LIEU: Coordination du PASTOR à N’Djamena

Comme vous le savez, le présent Programme d’Appui Structurant de Développement Pastoral (PASTOR) s’inscrit dans le cadre de la mise en œuvre de la Stratégie Sahel et, plus spécifiquement, du Programme indicatif national (PIN) du 11e FED, secteur “gestion durable des ressources naturelles”.

L’objectif global du programme est de promouvoir une utilisation concertée et durable des ressources pastorales au Tchad en prenant en compte les besoins des populations locales, renforçant leur résilience face aux changements climatiques en zones pastorales et agropastorales, créant des emplois notamment pour la jeunesse, et réduisant ainsi leur pauvreté. La stratégie d’intervention s’inscrit dans la mise en œuvre d’un programme structurant et innovant de développement pastoral mobilisant l’Union européenne (UE), le Tchad et l’Agence française de Développement (AFD), dans la mise en œuvre de la politique du développement pastoral du Ministère Tchadien de l’Elevage et de l’Hydraulique. Le programme sera mis en œuvre spécifiquement dans des régions à haute vulnérabilité structurelle : le Centre (Lac Fitri et Guéra), les zones frontalières de l’Est (de l’Ennedi jusqu’au Salamat) et du Sud (Mandoul et Moyen Chari). Le programme concerne environ 3 400 000 ruraux, soit 40% de la population rurale au Tchad.

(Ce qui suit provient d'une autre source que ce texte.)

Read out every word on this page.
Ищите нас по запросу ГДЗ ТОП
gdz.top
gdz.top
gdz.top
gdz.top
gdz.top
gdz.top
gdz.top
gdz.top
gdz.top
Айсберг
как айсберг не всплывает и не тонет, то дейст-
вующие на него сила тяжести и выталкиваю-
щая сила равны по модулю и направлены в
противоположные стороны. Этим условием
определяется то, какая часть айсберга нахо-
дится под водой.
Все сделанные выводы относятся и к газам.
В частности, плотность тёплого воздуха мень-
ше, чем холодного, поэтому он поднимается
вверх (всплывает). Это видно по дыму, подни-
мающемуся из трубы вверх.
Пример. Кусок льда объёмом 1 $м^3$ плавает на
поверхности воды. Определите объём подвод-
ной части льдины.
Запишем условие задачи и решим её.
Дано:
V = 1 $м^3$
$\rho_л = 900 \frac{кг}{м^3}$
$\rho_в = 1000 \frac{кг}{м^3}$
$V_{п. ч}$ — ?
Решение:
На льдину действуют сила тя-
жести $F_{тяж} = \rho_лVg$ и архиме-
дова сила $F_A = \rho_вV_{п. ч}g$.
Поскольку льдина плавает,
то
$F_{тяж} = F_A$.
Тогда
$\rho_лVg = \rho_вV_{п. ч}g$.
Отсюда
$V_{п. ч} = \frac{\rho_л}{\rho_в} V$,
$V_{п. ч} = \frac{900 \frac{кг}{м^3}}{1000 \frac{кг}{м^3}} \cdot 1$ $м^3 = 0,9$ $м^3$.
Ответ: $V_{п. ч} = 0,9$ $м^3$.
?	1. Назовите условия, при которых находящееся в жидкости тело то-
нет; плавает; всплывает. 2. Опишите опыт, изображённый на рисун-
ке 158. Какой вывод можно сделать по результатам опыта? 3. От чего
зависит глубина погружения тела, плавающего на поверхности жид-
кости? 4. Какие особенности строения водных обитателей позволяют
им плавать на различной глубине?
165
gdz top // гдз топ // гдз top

L’objectif spécifique du programme est de sécuriser les acteurs, et notamment la jeunesse, de ces régions dans la gestion et l’exploitation durable des ressources agro-pastorales. Cet objectif spécifique sera mis en œuvre à travers cinq axes qui concernent :

  • Amélioration de la gestion concertée des ressources agro-pastorales (concertations, aménagements des couloirs de transhumance, points d’eau pastoraux),
  • Mise en place d’un dispositif de gestion pérenne d’entretien des ouvrages pastoraux,
  • Expérimentation de dispositifs innovants d’éducation et santé humaine et animale adaptés et pérennes en milieu pastoral,
  • Innovations dans le domaine de l’association agriculture-élevage dans les zones sous pression démographique,
  • Appui à l’amélioration des politiques publiques dans le domaine du développement pastoral et renforcement des capacités des niveaux centraux et déconcentrés. La création des emplois pour la jeunesse est un axe transversal de ces actions.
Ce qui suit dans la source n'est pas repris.